Trades:

Agent & Principal Trades:

-When customers make an Agent transaction, they are trading with another individual through an exchange, and the Broker-Dealer finds this other person with whom to trade. When customers make a Principal transaction, they are making a trade directly with a Broker-Dealer out of their inventory supply.

-When a BD is acting as a Broker (Agent), they are charging a commission to assist their client in buying a security from a BD or selling a security to a BD. When a BD is acting as a Dealer (Principal), they are they are selling securities from the dealer’s inventory supply to a client or buying the security from a client and adding it to the firm’s inventory.

BID v. ASK:

The Bid is always LESS than the Ask price, and most quotes will also provide the size (expressed in units of 100 shares) of the offer.

The Bid price is the dollar amount received by the seller. The Bid price represents an offer to buy a security.

The Ask price is the amount paid by the buyer. The Ask price represents an offer to sell a security.

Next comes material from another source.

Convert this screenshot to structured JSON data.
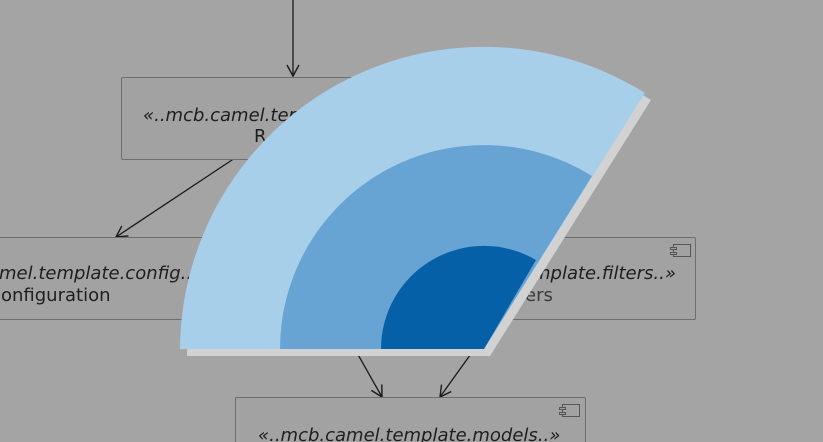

For NMS Listed Stocks, the Designated Market Maker maintains an order book containing all the open limit orders for the security. The highest buy limit is the most that someone will pay for the stock and establishes the Bid. The lowest sell limit is the least someone will sell their securities and establishes the Ask. The highest available Bid and the lowest available Ask is sometimes referred to as the Inside Quote. The Spread is the difference between the Bid and Ask prices. A Market Maker is buying at the Bid and selling at the Ask.

Market Orders are executed immediately at the best available market price. Market orders are always executed before limit orders, and are executed in order, first-come-first-served. Limit orders are behind market orders.

Limit Orders set a limit price, designated by the client, and can only execute at the limit price or a better price. The limit price is the maximum purchase price if buying a security, and the minimum selling price if selling.

Stop orders are NOT orders. A Stop-order is a trigger price point, at which, the limit order will execute. A “Stop Order” is an order (buy or sell) that is not live until the trigger price is reached and the Stop-order becomes a Market Order, and is immediately executed at the best possible price, regardless is the price mosts up or down before the order size is satisfied.

A Stop-Limit Order is also an order triggered at a specified price by the client. A stop-limit order, at the trigger price, converts to a limit-order (not a market order). To execute the Stop-limit order, the trigger price must be reached by the security, and the trades must then be executed subject to a maximum buying price or a minimum selling price, limit order.

Settlement:

When a trade is executed in the market, it begins a process called settlement. Settlement is the process of ensuring money is received by the seller, and the securities are received by the buyer. End-of-the-Day, on Settlement Day, a trade must be complete.

T+1 settlement rules apply to all Treasuries.

T+2 settlement is required for all market trades of Corporate stocks, Corporate Bonds, Municipal Debt, US Agency Securities, and GSE securities.

Equity Options are settled T+2; while Index Options - those where no underlying security need change hands, are settled on T+1.

Good Delivery: When a certificate is delivered, it must be endorsed (signed) by all owners whose names appear on the face other certificate, and signed exactly as the name appears.